Talk is cheap so I actually
tested it :-
$ time ./simplify speed
(0x804b148/0x804e008/1/8192)::allocator_sys_expand
(0x804b148/0x8052028/2/16384)::allocator_sys_expand
(0x804b148/0x804e008/2/8192)::allocator_sys_promote
real 0m17.530s
user 0m17.307s
sys 0m0.005s
$
This is one second slower than my original code.
Did you free each object individually or did you take advantage of the
allocator_reset procedure? The region allocator I posted does not perform
all that well when you call allocator_release. Its best to create multiple
allocators and partition them into zones, and only call reset on a zone when
its in a persistent quiescent state.
Not a huge slowdown,
so as code goes it is fine. However, it clearly doesn't make things
faster and so just re-inforces my first reason for not using your
C++ code: allocation is not the bottlneck, (naive) reference counting is.

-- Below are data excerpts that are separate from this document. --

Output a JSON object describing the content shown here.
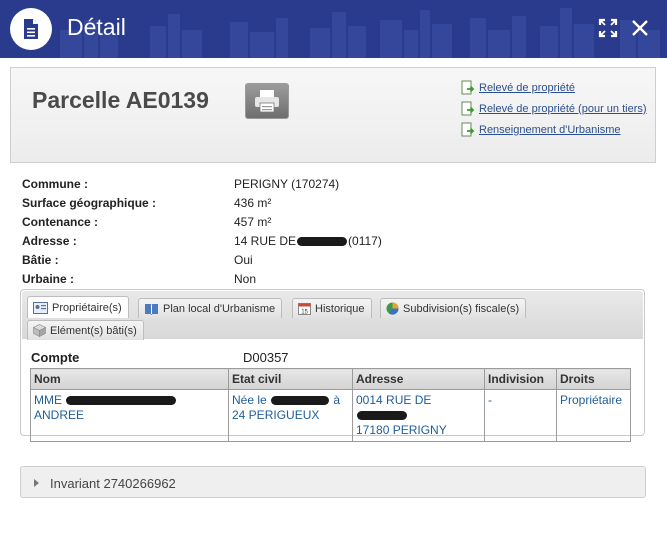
{
  "header": {
    "title": "Détail"
  },
  "parcel": {
    "title": "Parcelle AE0139",
    "links": [
      "Relevé de propriété",
      "Relevé de propriété (pour un tiers)",
      "Renseignement d'Urbanisme"
    ]
  },
  "info": {
    "commune_label": "Commune :",
    "commune_value": "PERIGNY (170274)",
    "surface_label": "Surface géographique :",
    "surface_value": "436 m²",
    "contenance_label": "Contenance :",
    "contenance_value": "457 m²",
    "adresse_label": "Adresse :",
    "adresse_prefix": "14 RUE DE",
    "adresse_suffix": "(0117)",
    "batie_label": "Bâtie :",
    "batie_value": "Oui",
    "urbaine_label": "Urbaine :",
    "urbaine_value": "Non"
  },
  "tabs": [
    "Propriétaire(s)",
    "Plan local d'Urbanisme",
    "Historique",
    "Subdivision(s) fiscale(s)",
    "Elément(s) bâti(s)"
  ],
  "owners": {
    "compte_label": "Compte",
    "compte_value": "D00357",
    "columns": [
      "Nom",
      "Etat civil",
      "Adresse",
      "Indivision",
      "Droits"
    ],
    "row": {
      "nom_prefix": "MME",
      "nom_suffix": "ANDREE",
      "etat_line1_prefix": "Née le",
      "etat_line1_suffix": "à",
      "etat_line2": "24 PERIGUEUX",
      "adresse_line1_prefix": "0014 RUE DE",
      "adresse_line2": "17180 PERIGNY",
      "indivision": "-",
      "droits": "Propriétaire"
    }
  },
  "invariant": {
    "label": "Invariant 2740266962"
  },
  "colors": {
    "header_bg": "#2a3a8c",
    "link": "#2b4f8c",
    "table_text": "#1e5d9b"
  }
}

I clearly misunderstood you; sorry about that non-sense. I was under the
impression that the allocator was the bottle neck. Humm, can you post the
test code your using? Perhaps it contains some reference counting patterns
that are compatible with fine/medium-grain partitioned reference counting.
Think of zone-based object reclamation. You can amortize a plurality of
reference increments/decrements at so called check-points that only need to
be executed on a periodic/episodic basis.
Also, if the benchmark is single-threaded, well, you could apply more and
more elaborate amortizations for existing refcounting techniques.